Thursday, September 1, 2011

BOOK REVIEW: A Serpent Uncoiled

Title: A Serpent Uncoiled


Author: Simon Spurrier

Publisher: Headline

RRP: $32.99

ISBN: 9780755335923

Release Date: Sept 2011

Pages: 416



Description:

A crime novel with a twist. A wry, witty and utterly unique take on the classic private eye novel from exciting young author Simon Spurrier.

Dan Shaper's sins are a sickness.

Working as a fixer in London's criminal underworld has brought him to the edge of breakdown, and the drugs don't bury the nightmares like they used to. He needs to straighten-up and rebuild his life, but instead gets the attention of his old gangland masters and a job-offer from George Glass: an eccentric old man convinced he's secretly an ancient Messiah. Normally Shaper would recoil from Glass's senile brand of New Age salvation, but the case is as tantalising as it is lucrative:

A missing mobster. A bizarre spiritualist society. Three accidental deaths, unconnected but for a chilling forensic detail. And a note:

"You're on a list."

Adrift amidst liars and thugs, Shaper must push his capsizing mind beyond its limits: stalked not only by a unique and terrifying murderer, but by the ghosts of his own brutal past.

ABOUT THE AUTHOR

Simon Spurrier was born in 1981. A graduate from S.I.A.D's Film and Television degree course, he's received screenwriting bursaries at both the National Academy of Writing and the Met Film School, and has worked with the BBC as an Art Director. He's since become an award-winning graphic novelist - writing for Marvel, D.C. and 2000AD - and has penned several licensed prose novels.

He lives in North London and is active in online and new-media communities. Visit http://www.simonspurrier.blogspot.com for more, or follow him on twitter: @sispurrier.

Previous Books:

Contract (B fmt, 01/08).

Review:

Dan Shaper, the protagonist of A Serpent Uncoiled (2011), is a "fixer". The sort of jack of all trades, no-problem-too-hard-ass problem-solver that's familiar to readers of F. Paul Wilson's Repairman Jack or Lee Child's Jack Reacher. Shaper was once connected to one of London's dominant crime families, but, as of the start of the book, is eking out a sorry career as a freelancer - catching petty thieves in brothels. He's not a "bad guy", but he is a grimly amoral realist that's seen enough of the world to understand how things really work. Not quite an outsider, as his profession insists that he maintain his connections in the system.

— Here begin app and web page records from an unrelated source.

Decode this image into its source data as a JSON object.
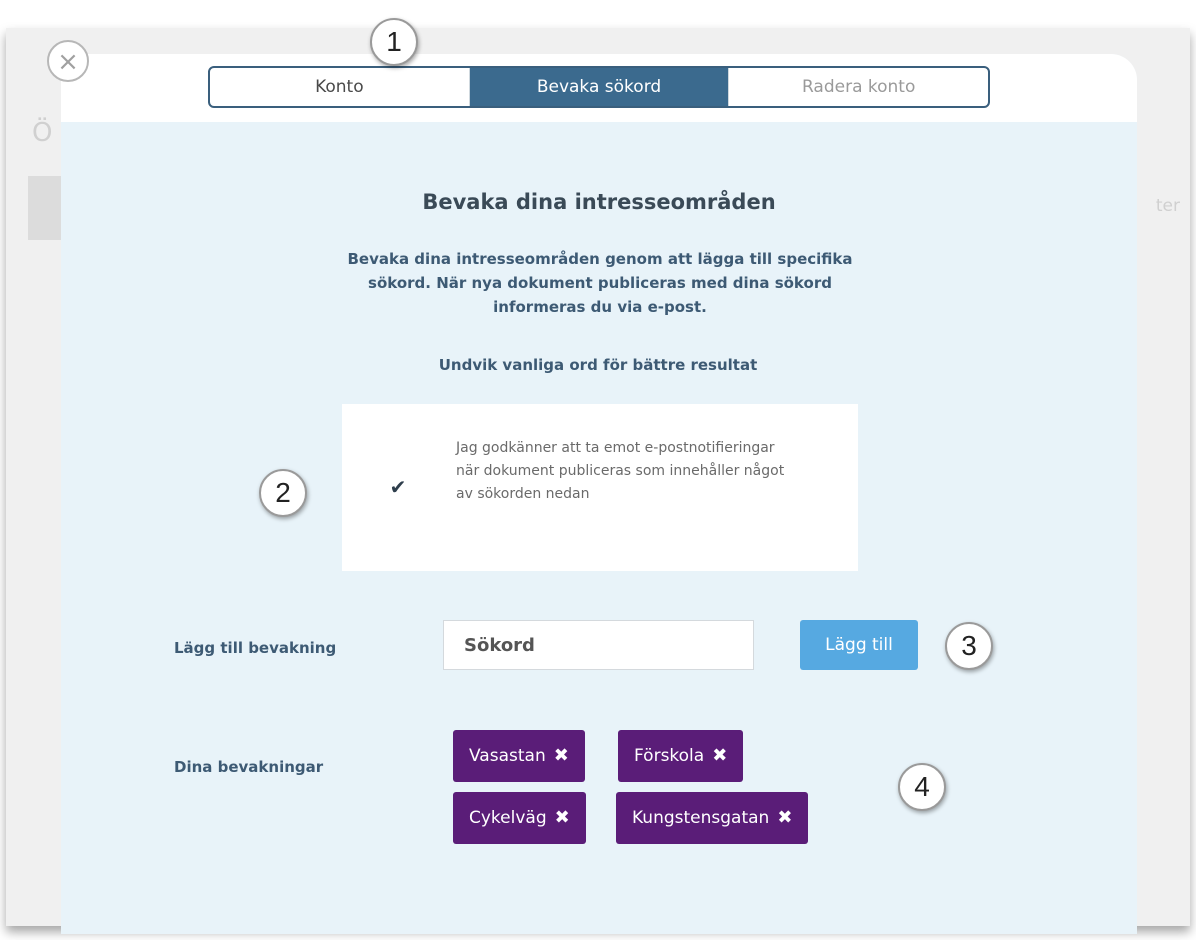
{
  "background": {
    "heading_fragment": "Ö",
    "right_fragment": "ter"
  },
  "modal": {
    "close_glyph": "×",
    "tabs": [
      {
        "label": "Konto",
        "state": "inactive"
      },
      {
        "label": "Bevaka sökord",
        "state": "active"
      },
      {
        "label": "Radera konto",
        "state": "muted"
      }
    ],
    "title": "Bevaka dina intresseområden",
    "intro": "Bevaka dina intresseområden genom att lägga till specifika sökord. När nya dokument publiceras med dina sökord informeras du via e-post.",
    "tip": "Undvik vanliga ord för bättre resultat",
    "consent": {
      "checked": true,
      "check_glyph": "✔",
      "text": "Jag godkänner att ta emot e-postnotifieringar när dokument publiceras som innehåller något av sökorden nedan"
    },
    "add_watch": {
      "label": "Lägg till bevakning",
      "input_placeholder": "Sökord",
      "input_value": "",
      "button_label": "Lägg till"
    },
    "watches": {
      "label": "Dina bevakningar",
      "remove_glyph": "✖",
      "items": [
        "Vasastan",
        "Förskola",
        "Cykelväg",
        "Kungstensgatan"
      ]
    }
  },
  "callouts": [
    "1",
    "2",
    "3",
    "4"
  ],
  "colors": {
    "tab_active": "#3b6a8e",
    "chip": "#5a1d78",
    "button": "#56a9e1",
    "panel": "#e8f3f9"
  }
}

Spurrier has done an excellent job of crafting a plot in which these themes are totally crucial. They are not just tacked on to the story to give it a bit of colour, they are completely fundamental.

Main man, Dan Shaper is an excellent lead, and I love that he has experiences the nature of which you're not always clear about - this is a man who's had a near mental breakdown previously, and who takes any kind of chemical hit he can get his hands on - so that for the most part, all the New Age nonsense is presented as exactly that, but there are also hints that perhaps something more substantive could be occurring.

The other factor that makes A Serpent Uncoiled unique is Shaper. The mystery at the heart of this book is compelling, but Shaper makes it special. He's funny, wry, vulnerable and damaged and needs to redeem himself in his own eyes. Glass offers him that opportunity and sets something in motion that will change Shaper's life. Through meeting Mary, Glass' assistant in his efforts to remember his past, Shaper's broken heart starts to mend, not very fast, but at long last the wounds are starting to scab over. He finally detoxes, not his usual three day detox-jojo routine, but truly detoxing. He deals with his past, in the form of the Corams and in the process sets himself free to move on to his own fate. If the book doesn't exactly end on a happy note, it does leave one hopeful for Shaper's future.

Spurrier's writing is intricate and deliberate. He scorns neither profanity nor complex words and seems to expect the reader to be smart enough to keep up with his strange vision. In this manner he weaves not just a classic noir crime novel, but a tale of a man twisting free of his past which is as memorable as it is dryly funny.